The lack of experience in Spain in the use of ICT in schools is shared by other developed countries, such as, Belgium, France or Switzerland. While, according to data from the PISA 2018 report, the situation is more favorable in countries like Denmark or Sweden, where more than 70% of 15-year-old students connect to the Internet for more than one hour a day to carry out educational tasks in school.
The percentage of students with problems to adapt to a training model based on new technologies due to lack of practice is much higher than those who experienced problems because of lack digital equipment, since, according to the PISA study, only 10% of 15-year-old students in Spain have no access to a computer at home. This lack of equipment was addressed through public subsidies and aids provided during the confinement. On the other hand, the lack of digital experience and skills of both students and teachers was more difficult to overcome despite the efforts made, widening the gap among students, according to the new COVID-19:IvieExpress report.
In response, the authors of the report, Francisco Pérez and Laura Hernández, state the need to establish a minimum criteria and standards for online teaching and digital platforms in order to make learning as homogeneous as possible for all students. This is even more important given the current health circumstances and unsettling uncertainty for the upcoming school year around reopening. The authors call for training and organizational actions in schools to limit the educational consequences of the pandemic to those that are strictly inevitable and to not base student performance on the interest shown by their family environment or the extraordinary dedication of some teachers.

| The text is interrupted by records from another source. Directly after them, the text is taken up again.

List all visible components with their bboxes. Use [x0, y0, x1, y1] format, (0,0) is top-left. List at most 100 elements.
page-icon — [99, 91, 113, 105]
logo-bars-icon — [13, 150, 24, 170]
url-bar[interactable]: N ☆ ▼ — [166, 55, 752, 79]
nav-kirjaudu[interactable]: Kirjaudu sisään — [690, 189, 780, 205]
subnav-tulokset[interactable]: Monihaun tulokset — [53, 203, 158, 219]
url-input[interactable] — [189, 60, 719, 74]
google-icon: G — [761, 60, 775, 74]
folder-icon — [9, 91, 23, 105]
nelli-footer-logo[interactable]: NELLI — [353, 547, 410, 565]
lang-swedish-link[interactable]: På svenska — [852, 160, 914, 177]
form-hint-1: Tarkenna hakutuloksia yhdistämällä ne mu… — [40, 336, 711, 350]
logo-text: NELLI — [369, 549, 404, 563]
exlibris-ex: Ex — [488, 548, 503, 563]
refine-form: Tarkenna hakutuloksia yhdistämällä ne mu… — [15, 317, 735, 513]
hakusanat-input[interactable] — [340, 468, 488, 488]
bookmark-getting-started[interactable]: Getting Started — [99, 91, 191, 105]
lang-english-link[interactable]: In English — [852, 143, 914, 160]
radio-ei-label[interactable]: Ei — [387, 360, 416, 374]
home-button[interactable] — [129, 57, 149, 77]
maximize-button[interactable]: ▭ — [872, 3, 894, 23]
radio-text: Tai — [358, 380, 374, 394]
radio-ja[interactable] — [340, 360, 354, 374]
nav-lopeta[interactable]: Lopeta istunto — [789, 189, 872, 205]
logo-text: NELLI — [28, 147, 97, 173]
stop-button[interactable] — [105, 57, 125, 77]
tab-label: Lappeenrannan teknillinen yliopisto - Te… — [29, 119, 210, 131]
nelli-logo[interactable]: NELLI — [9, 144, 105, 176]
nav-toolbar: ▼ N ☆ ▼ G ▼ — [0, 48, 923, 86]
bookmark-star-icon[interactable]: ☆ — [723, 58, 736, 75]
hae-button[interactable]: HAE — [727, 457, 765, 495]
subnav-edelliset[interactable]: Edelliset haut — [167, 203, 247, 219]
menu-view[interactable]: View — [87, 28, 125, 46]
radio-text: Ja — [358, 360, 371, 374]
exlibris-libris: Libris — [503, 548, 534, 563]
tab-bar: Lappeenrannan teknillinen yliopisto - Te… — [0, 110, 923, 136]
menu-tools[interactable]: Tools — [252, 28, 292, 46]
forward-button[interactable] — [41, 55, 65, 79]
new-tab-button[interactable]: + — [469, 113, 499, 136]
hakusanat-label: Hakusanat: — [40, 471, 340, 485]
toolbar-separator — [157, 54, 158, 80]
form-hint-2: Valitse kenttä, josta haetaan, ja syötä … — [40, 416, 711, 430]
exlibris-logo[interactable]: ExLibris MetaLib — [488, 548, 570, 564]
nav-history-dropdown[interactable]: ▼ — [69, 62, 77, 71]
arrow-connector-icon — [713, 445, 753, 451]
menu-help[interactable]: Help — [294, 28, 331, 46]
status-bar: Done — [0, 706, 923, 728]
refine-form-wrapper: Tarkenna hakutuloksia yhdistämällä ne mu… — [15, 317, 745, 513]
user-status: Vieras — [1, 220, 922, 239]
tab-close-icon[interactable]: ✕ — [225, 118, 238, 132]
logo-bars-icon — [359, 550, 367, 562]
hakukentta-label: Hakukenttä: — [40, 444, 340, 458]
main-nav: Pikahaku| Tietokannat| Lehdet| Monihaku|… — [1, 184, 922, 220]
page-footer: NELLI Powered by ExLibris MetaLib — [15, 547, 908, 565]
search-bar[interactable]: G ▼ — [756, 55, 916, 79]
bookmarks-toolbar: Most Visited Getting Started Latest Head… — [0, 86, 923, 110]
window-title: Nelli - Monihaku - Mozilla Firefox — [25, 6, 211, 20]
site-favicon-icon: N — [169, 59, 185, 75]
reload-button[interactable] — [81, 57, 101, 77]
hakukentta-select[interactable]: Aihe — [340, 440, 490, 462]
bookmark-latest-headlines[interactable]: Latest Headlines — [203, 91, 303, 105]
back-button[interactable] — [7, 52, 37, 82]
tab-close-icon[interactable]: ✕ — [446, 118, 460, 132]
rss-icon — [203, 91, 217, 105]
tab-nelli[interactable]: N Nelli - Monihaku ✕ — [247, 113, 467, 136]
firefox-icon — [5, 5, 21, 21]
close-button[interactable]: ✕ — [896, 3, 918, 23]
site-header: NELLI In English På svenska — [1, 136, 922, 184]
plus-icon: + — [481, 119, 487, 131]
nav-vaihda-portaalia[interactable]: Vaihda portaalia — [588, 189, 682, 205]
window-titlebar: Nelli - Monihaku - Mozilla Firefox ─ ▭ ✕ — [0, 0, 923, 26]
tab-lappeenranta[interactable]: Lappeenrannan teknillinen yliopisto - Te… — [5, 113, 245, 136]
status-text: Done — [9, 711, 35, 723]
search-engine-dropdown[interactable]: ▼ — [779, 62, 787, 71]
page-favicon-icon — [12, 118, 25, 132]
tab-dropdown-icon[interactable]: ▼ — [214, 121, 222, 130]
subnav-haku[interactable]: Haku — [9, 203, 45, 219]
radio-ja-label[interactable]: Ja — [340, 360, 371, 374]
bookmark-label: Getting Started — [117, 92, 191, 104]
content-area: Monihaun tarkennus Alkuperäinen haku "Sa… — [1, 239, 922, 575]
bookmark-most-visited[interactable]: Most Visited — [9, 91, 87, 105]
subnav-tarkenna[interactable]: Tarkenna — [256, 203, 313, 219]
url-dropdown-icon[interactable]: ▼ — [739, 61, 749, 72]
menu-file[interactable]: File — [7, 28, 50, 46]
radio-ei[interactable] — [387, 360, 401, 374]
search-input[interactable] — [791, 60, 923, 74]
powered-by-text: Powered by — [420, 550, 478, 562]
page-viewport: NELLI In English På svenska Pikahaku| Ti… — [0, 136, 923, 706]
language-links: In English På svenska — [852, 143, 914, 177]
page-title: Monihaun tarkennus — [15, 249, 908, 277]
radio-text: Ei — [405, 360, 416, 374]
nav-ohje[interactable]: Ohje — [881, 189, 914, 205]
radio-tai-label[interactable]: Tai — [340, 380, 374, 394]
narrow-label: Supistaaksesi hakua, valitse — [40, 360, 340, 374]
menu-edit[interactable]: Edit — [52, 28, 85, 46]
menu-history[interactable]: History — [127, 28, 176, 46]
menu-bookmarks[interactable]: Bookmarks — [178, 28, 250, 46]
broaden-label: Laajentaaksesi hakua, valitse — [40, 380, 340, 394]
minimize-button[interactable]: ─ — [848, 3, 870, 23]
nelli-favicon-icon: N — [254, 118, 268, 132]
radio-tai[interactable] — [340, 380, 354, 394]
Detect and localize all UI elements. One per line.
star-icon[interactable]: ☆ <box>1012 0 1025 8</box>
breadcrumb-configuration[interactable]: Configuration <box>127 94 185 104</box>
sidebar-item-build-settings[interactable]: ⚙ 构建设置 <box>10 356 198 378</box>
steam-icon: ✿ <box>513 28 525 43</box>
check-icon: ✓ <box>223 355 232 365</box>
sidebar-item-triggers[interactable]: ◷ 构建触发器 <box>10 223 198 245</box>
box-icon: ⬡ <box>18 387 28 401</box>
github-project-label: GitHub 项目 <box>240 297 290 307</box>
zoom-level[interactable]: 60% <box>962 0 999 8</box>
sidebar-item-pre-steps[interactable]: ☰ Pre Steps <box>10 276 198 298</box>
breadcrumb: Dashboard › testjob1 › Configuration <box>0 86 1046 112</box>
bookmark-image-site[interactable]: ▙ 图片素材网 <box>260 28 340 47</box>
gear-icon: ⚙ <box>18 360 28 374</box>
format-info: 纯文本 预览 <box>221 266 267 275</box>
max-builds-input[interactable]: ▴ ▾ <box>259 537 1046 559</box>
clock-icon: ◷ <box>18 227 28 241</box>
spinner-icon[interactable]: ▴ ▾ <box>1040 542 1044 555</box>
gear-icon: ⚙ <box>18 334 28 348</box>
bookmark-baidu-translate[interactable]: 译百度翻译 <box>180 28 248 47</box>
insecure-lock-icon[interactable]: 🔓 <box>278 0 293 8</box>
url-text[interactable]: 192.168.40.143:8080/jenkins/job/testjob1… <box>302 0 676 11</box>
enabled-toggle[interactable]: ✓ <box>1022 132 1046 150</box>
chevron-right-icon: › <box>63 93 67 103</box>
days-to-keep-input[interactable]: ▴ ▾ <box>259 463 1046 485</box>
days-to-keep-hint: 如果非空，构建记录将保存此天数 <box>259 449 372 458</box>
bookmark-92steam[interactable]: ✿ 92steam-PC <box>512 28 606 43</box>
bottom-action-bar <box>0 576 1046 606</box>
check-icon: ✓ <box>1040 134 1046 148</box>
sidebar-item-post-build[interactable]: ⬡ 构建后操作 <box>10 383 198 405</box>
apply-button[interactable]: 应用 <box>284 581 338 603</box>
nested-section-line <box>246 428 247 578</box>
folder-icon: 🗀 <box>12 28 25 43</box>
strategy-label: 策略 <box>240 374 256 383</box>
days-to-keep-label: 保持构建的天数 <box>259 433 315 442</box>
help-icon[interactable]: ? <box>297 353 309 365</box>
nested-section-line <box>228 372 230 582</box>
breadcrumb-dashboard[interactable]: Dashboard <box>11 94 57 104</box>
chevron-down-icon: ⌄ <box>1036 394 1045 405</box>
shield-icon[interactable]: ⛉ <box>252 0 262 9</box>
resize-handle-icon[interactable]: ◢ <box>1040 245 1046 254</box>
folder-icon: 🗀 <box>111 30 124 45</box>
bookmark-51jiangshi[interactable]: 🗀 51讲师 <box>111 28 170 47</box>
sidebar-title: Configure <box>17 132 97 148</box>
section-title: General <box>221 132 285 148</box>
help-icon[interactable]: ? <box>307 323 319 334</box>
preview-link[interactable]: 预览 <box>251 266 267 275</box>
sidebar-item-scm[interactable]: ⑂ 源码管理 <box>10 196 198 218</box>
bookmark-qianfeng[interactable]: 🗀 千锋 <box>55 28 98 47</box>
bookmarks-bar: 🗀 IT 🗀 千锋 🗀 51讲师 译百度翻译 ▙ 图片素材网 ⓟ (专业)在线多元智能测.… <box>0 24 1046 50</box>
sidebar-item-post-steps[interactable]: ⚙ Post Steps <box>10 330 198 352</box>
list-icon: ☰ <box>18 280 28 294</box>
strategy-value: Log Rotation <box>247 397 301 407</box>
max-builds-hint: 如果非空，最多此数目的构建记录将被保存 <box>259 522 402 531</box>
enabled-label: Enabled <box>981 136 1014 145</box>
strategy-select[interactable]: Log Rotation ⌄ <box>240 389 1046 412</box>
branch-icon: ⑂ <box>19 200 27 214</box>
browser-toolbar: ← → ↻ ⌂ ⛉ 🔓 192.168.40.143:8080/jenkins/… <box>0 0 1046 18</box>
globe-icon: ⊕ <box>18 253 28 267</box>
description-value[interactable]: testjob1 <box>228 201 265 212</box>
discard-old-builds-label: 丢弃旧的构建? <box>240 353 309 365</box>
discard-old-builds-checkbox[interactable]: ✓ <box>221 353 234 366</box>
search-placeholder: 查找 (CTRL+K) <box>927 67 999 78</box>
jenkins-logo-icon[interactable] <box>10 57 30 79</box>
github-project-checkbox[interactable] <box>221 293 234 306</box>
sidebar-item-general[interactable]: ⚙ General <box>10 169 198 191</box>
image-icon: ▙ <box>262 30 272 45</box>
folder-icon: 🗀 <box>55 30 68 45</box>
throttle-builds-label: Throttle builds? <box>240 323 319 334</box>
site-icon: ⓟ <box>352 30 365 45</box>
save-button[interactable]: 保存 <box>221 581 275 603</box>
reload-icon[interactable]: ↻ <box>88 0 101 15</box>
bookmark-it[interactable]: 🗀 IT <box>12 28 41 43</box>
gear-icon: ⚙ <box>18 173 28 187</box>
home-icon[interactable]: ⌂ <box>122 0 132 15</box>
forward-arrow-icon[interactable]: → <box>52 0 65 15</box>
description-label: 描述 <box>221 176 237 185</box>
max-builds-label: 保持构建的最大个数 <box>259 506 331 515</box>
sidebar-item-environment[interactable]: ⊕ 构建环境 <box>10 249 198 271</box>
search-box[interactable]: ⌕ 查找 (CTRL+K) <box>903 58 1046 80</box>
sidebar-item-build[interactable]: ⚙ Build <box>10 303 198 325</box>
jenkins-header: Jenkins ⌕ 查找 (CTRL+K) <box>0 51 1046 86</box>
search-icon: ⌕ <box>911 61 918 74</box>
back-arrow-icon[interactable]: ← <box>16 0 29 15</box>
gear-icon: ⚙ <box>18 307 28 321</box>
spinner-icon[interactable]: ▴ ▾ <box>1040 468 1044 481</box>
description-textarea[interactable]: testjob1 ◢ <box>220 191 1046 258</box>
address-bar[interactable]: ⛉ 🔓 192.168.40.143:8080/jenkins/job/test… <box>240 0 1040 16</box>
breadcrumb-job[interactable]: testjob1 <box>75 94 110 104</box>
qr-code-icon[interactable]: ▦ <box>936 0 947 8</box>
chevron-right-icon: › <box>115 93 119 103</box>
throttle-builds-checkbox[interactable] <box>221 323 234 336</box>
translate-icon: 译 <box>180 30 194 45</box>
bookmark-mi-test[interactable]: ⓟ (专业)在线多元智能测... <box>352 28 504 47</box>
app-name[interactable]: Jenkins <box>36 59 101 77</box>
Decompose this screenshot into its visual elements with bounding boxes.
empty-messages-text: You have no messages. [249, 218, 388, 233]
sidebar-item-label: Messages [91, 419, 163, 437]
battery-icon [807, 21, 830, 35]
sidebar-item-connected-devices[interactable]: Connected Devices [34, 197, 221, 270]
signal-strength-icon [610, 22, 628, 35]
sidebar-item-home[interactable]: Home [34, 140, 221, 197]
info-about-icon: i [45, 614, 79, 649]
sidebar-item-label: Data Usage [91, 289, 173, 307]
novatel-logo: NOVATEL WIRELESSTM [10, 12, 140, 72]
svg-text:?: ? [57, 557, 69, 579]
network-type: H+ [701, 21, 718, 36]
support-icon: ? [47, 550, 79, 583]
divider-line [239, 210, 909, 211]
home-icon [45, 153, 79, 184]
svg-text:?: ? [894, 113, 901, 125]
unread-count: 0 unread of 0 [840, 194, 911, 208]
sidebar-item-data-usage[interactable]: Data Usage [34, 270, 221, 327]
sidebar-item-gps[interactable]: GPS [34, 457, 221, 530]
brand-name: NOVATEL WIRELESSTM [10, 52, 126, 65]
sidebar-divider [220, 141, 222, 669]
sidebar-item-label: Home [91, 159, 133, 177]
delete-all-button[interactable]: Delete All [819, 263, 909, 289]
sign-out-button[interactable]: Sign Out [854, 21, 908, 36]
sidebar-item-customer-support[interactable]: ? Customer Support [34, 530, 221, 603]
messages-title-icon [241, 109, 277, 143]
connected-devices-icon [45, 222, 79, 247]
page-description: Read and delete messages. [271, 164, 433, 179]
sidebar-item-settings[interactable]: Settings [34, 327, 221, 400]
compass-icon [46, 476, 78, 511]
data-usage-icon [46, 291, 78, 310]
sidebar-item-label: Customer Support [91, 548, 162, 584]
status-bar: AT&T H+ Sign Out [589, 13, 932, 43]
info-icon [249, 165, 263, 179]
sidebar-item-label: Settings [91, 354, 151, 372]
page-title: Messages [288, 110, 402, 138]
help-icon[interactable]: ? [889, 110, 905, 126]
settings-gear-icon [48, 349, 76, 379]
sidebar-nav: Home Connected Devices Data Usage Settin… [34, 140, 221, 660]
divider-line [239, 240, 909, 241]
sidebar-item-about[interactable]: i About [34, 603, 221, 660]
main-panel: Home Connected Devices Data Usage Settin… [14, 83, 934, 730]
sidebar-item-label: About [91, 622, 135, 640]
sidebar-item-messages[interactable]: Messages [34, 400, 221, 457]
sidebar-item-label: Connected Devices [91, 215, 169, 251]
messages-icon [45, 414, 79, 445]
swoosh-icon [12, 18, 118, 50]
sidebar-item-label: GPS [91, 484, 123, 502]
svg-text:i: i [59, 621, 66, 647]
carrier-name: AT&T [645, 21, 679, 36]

In general, there is a scarce use of ICT in Spanish schools, but certain regional differences can be observed as well. For example, Catalonia and the Basque Country are the Spanish regions with the most students who connect to the Internet in school for more than one hour a day, and therefore had more experience in using new technologies in learning during the lockdown. Both of these regions have a higher rate than the OECD’s average of 40.7%. On the other hand, in the Valencian Community only 27.3% of students connected for more than one hour a day, 3 percentage points below the national average of 30.5%, while Castile and León and Galicia stand at a scarce 20%.
In summary, the lack of experience and practice in the use of Internet in schools to support learning is visible in all types of centers (public, subsidized or private) and socio-economic family backgrounds (unfavorable, intermediate or favorable).